= Champagne Delamotte =

Champagne producer

Champagne Delamotte is a small producer of Champagne. Along with its "sister" winery Champagne Salon, Delamotte is the historical house of the Laurent-Perrier group.

==History==
Delamotte is a Champagne house more than 260 years old (it is the sixth oldest Champagne house) founded in Reims in 1760 by François Delamotte, a vineyard owner.

Alexandre Delamotte brought the cellars, caves and offices of the House of Delamotte to a mansion at the end of the 18th century. In 1828, his brother, Nicolas Louis Delamotte, assumed management of the House of Delamotte. Nicolas was well known for taking part in the organization of the coronation of Charles X.

The House was sold to the Lanson family in the 1830s, which later started producing a Lanson label. It was eventually acquired by Marie-Louise de Nonancourt, née Lanson, in the period between the two World Wars. In 1927, Marie-Louise made the decision to transfer the activities of the house of Delamottte to Mesnil-sur-Oger. The management of the company was entrusted to the hands of Marie-Louise's youngest son, Charles de Nonancourt.

In 1988, the House of Delamotte joined forces with the still enigmatic Champagne Salon under the umbrella of the parent company, Laurent-Perrier, led by Charles' brother, Bernard. Today, the House of Delamotte and its sister company Champagne Salon are under the direction of Didier Depond in Le Mesnil-sur-Oger.
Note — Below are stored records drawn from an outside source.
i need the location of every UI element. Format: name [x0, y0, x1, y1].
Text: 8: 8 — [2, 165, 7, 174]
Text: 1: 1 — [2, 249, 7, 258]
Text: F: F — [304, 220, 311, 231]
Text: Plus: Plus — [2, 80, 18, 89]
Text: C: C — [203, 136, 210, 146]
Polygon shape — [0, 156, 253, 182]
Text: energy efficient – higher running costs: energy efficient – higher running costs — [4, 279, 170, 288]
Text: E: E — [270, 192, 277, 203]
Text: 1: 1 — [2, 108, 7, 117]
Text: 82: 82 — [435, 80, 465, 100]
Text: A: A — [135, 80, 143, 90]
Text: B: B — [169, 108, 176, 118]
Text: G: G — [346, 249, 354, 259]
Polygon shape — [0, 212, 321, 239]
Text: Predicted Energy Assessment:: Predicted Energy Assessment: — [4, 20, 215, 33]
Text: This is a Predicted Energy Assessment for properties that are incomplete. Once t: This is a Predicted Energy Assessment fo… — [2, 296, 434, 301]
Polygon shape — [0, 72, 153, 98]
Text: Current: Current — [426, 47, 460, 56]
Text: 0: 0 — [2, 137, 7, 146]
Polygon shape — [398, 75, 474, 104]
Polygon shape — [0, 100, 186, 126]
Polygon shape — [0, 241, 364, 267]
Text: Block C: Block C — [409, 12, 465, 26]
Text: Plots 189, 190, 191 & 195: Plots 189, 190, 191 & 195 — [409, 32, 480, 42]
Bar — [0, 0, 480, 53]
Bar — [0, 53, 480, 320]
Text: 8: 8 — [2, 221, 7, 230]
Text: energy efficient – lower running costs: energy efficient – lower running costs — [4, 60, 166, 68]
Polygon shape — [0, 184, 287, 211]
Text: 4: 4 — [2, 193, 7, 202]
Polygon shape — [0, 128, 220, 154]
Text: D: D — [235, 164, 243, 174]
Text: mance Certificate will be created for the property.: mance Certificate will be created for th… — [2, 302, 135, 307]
==Vineyards and production==
As the second label of Salon, Delamotte produces wines from grapes sourced from the same vineyards in the Côte des Blancs region of Champagne. While Salon exclusively produces vintage Champagne in vintages deemed exceptional, Delamotte reserves wine from year to year to create blended wine in Non-Vintage styles.

==Reputation==
In his publication The Wine Advocate, critic Robert M. Parker, Jr. has called Delamotte "one of the best buys in exquisitely crafted Champagne."
Wine writer Karen MacNeil refers to Delamotte's blanc de blancs as her "desert island" choice and includes the wine among her list of "Champagnes to Know."